# integer = c lg n (inputs of size n, Cormen 3rd, page 23)?

I just started with my "Algorithms" course. But my CS-background is lower than that of an average CS-student (I'm a data science student). Only had intro-2-prog course (Python/Java), that's it.

Cormen states on page 23: "...when working with inputs of size n, we typically assume that integers are represented by c lg n bits..."

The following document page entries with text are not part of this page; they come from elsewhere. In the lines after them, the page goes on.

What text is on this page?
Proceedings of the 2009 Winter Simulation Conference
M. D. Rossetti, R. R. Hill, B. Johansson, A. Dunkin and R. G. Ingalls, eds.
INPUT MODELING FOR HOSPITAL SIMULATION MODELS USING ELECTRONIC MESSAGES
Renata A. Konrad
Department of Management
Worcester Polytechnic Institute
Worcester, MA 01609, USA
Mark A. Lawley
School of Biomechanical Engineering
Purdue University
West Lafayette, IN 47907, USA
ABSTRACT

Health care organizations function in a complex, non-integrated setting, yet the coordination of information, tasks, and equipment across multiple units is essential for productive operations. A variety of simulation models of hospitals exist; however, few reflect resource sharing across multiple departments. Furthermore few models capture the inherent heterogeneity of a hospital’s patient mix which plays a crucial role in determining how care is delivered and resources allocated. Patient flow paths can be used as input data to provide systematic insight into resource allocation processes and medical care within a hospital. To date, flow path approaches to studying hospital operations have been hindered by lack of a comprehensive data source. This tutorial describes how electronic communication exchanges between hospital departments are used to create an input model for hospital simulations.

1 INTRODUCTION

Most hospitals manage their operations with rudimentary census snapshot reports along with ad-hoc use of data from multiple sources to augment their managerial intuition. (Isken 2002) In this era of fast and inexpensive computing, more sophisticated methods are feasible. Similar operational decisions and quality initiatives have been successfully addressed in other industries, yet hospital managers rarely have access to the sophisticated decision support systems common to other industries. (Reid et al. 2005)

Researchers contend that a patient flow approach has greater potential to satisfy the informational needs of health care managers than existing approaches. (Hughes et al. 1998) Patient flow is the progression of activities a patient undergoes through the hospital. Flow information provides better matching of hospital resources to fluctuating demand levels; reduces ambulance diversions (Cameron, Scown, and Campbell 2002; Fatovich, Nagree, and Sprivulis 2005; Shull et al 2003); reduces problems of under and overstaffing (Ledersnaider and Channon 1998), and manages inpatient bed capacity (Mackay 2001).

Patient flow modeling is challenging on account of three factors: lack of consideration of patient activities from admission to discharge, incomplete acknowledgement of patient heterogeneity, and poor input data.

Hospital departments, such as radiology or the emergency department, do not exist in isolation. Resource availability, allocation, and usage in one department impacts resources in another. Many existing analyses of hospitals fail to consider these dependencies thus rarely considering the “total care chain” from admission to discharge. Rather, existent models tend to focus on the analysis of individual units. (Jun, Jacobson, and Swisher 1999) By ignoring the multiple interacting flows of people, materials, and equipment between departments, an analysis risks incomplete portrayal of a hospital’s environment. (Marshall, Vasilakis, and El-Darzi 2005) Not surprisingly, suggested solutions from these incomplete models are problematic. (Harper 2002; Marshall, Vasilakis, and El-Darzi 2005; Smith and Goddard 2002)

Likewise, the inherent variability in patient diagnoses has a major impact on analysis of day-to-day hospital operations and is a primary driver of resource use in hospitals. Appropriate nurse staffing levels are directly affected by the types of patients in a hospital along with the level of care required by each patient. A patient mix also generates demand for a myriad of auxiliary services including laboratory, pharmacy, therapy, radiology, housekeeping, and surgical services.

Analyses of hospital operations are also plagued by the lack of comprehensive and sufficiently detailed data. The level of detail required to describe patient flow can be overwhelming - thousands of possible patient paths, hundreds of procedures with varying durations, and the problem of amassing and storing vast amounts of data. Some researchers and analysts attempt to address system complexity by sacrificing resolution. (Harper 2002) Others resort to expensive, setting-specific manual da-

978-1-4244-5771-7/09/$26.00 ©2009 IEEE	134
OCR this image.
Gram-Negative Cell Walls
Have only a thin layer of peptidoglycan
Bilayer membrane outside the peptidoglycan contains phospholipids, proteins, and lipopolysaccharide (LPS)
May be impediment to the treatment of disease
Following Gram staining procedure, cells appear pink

• How is " c lg n " derived? It's relation to the input size?
• What calculation/proof is made here?
• Which assumptions should one have to come to this assumption?
• Which CS-field/subject (or academic/uni course?) works/operates with this notation, that should be learned prior to the "Algorithms" couse?
• Logarithms are taught in high school hereabouts. – Raphael Feb 12 '17 at 18:33
• The title you have chosen is not well suited to representing your question. Please take some time to improve it; we have collected some advice here. Thank you! – Raphael Feb 12 '17 at 18:34

lg n is the base-2 logarithm of n, satisfying 2^lg n = n, so about lg n bits (ceil lg n to be exact) are needed for integers that can represent 0..n-1, which suffices for pointers into the input. The authors of CLRS are saying that the word size should be about this much (c lg n). This is arguably reasonable because c lg n-bit words index storage of n^c (so any polynomial in n), and c lg n-bit operations can be synthesized from lg n-bit operations in constant time. If we make the word size much bigger, then the implied data-parallelism starts to distort running times.